I started working in sport just over 20 years ago, around when Harry decided as a 7-year-old that he was going on an Olympic journey. It was at that time conversations were starting to grow around how we could reduce the fallout in Olympic and professional post-sporting career transitions. I took part in early conversations between the Institutes of Sport administrators and coaches and between professional codes.
Athlete welfare advocates were appearing around pool decks, gyms, tennis courts, and for the first time cricket and football pitches. Beyond Blue had just been founded and ‘mental health’ was becoming part of the vernacular outside of the clinical setting.
In 2006 Wayne Schwass launched the Sunrise Foundation and was one of the first AFL players to speak openly about the difficulties in managing depression. It was a pivotal moment for mental health and sport and not only were the hierarchy listening, they were also investing in and employing people to help. For mental health professionals like me, this was an exciting time.
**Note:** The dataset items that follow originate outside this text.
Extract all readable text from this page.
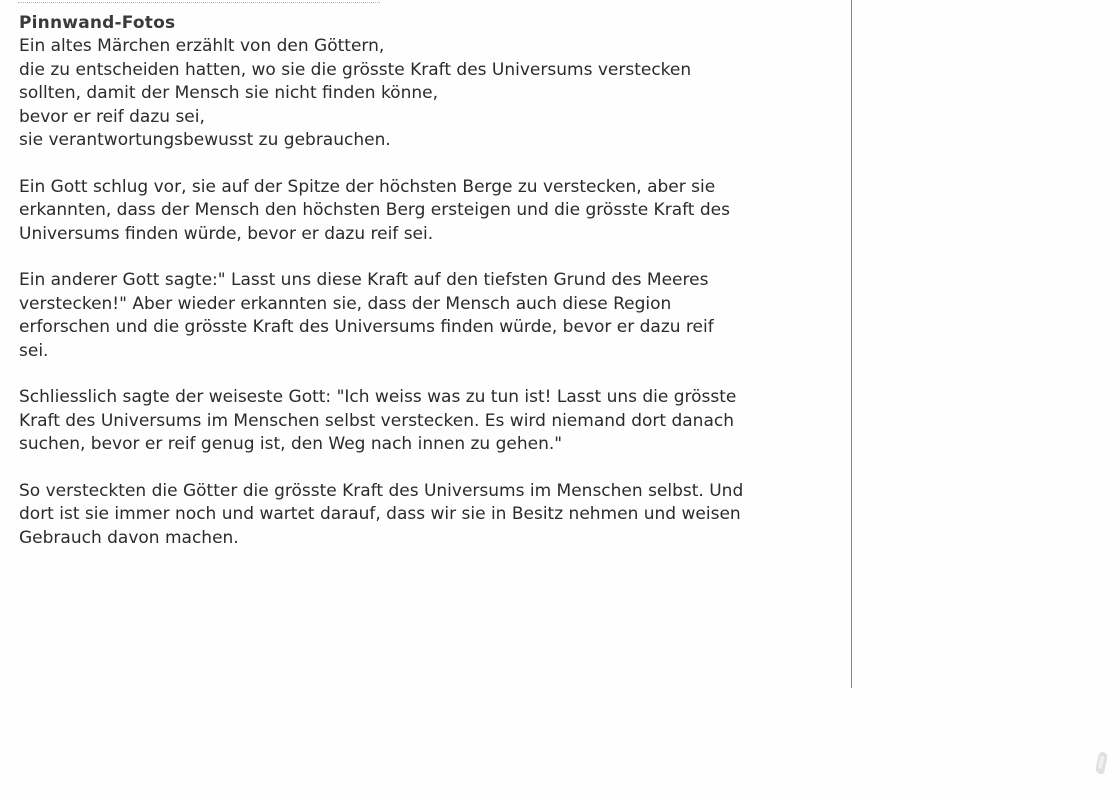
Pinnwand-Fotos

Ein altes Märchen erzählt von den Göttern,
die zu entscheiden hatten, wo sie die grösste Kraft des Universums verstecken
sollten, damit der Mensch sie nicht finden könne,
bevor er reif dazu sei,
sie verantwortungsbewusst zu gebrauchen.

Ein Gott schlug vor, sie auf der Spitze der höchsten Berge zu verstecken, aber sie
erkannten, dass der Mensch den höchsten Berg ersteigen und die grösste Kraft des
Universums finden würde, bevor er dazu reif sei.

Ein anderer Gott sagte:" Lasst uns diese Kraft auf den tiefsten Grund des Meeres
verstecken!" Aber wieder erkannten sie, dass der Mensch auch diese Region
erforschen und die grösste Kraft des Universums finden würde, bevor er dazu reif
sei.

Schliesslich sagte der weiseste Gott: "Ich weiss was zu tun ist! Lasst uns die grösste
Kraft des Universums im Menschen selbst verstecken. Es wird niemand dort danach
suchen, bevor er reif genug ist, den Weg nach innen zu gehen."

So versteckten die Götter die grösste Kraft des Universums im Menschen selbst. Und
dort ist sie immer noch und wartet darauf, dass wir sie in Besitz nehmen und weisen
Gebrauch davon machen.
There are many similarities between athletes and founders, the ability to manage high risk with no guarantee of any return, living with constant ambiguity, seeking funding, facing knockback, and often operating with a success-at-all-costs approach. As a result, common issues amongst both include burnout, loneliness, addiction, anxiety, depression and relationship breakdowns.
For me as the founder of Founder Families, vulnerablity and wellbeing aren’t words often heard in the startup universe. That’s why we’re changing the conversation.
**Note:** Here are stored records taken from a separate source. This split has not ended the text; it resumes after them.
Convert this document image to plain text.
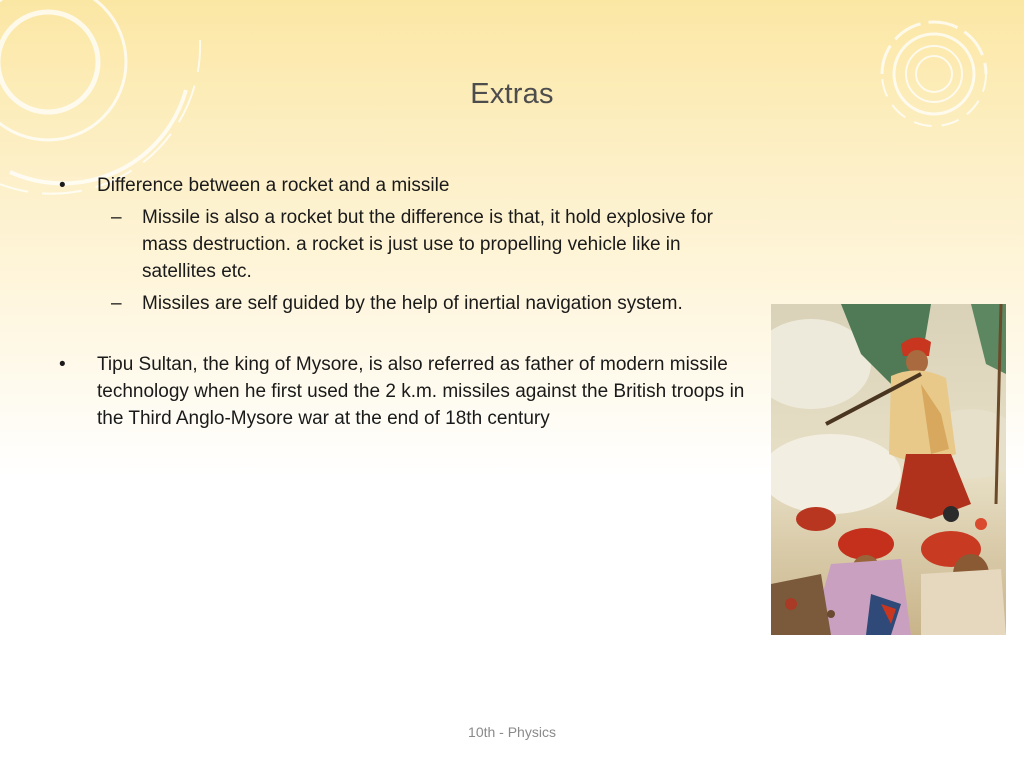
Extras
• Difference between a rocket and a missile
– Missile is also a rocket but the difference is that, it hold explosive for mass destruction. a rocket is just use to propelling vehicle like in satellites etc.
– Missiles are self guided by the help of inertial navigation system.
• Tipu Sultan, the king of Mysore, is also referred as father of modern missile technology when he first used the 2 k.m. missiles against the British troops in the Third Anglo-Mysore war at the end of 18th century
10th - Physics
Investment sends the message that “we are with you”
There have been huge investments in the support structures built around athletes, ensuring they play an active role in being in tune and constantly assessing their physical and mental wellbeing. This was evident in Paris, including the magnificent return of Simone Biles after her withdrawal from the Tokyo 2020 Games to prioritise her mental health and safety.
I am advocating a similar model to support our startup ecosystem in Australia. Through my experience in sport, when organisations started to fund the delivery of mental health and wellbeing services for athletes, we saw a major shift in the uptake. Investing in a player welfare manager to be in the gym or sit alongside the coach and sports science team during training spoke volumes about how coaches felt about their athlete’s wellbeing. Pointing founders in the direction of a list of service providers is not enough.
What we know about founder mental health
As per a 2023 survey by Startup Snapshot, 72% of founders report a mental health impact from running their business and 81% are not open about stress, fears or challenges with anyone. Only 23% seek professional help, with stigma and the risk of reputational damage a concern. About 76% of startup founders feel a sense of loneliness and despite everything we know about the benefits of exercise and sleep, 47% exercise less than before founding their company, and the percentage of hours they sleep declines as the value of the capital raised increases.
Innovation is essential to our economic growth. In our rapidly changing world, we need entrepreneurs to find solutions to the problems we are facing more than ever before.
So the fact that 72% of entrepreneurs experience a negative mental health impact is a statistic too high — especially with no coordinated proactive model of support.
As elite performers, founders also benefit from taking the time to understand how their startup affects their lives and how to proactively put in place high-performance structures to manage the complexities of life and family alongside the demands of scaling business.
Managing the highs and lows of scaling companies is intense. Normalising the helping model by having open conversations about mental health and wellbeing, providing financial access to support, and encouraging founders to seek help can make all the difference in the sustainable success of the business.
We need to work together to reduce the mental health stigma and normalise proactive wellbeing support for founders and their families.
I started Founder Families to advocate for the mental health and wellbeing of founders and their families and educate the startup ecosystem on the benefits of help-seeking behaviours. My goal is to see investors take a proactive role in funding 1% of all capital raised to founder wellbeing services.
I believe founders know they would benefit from this approach and that investors have good intentions about wanting to help. It’s the stigma and fear of reputational damage that gets caught in-between.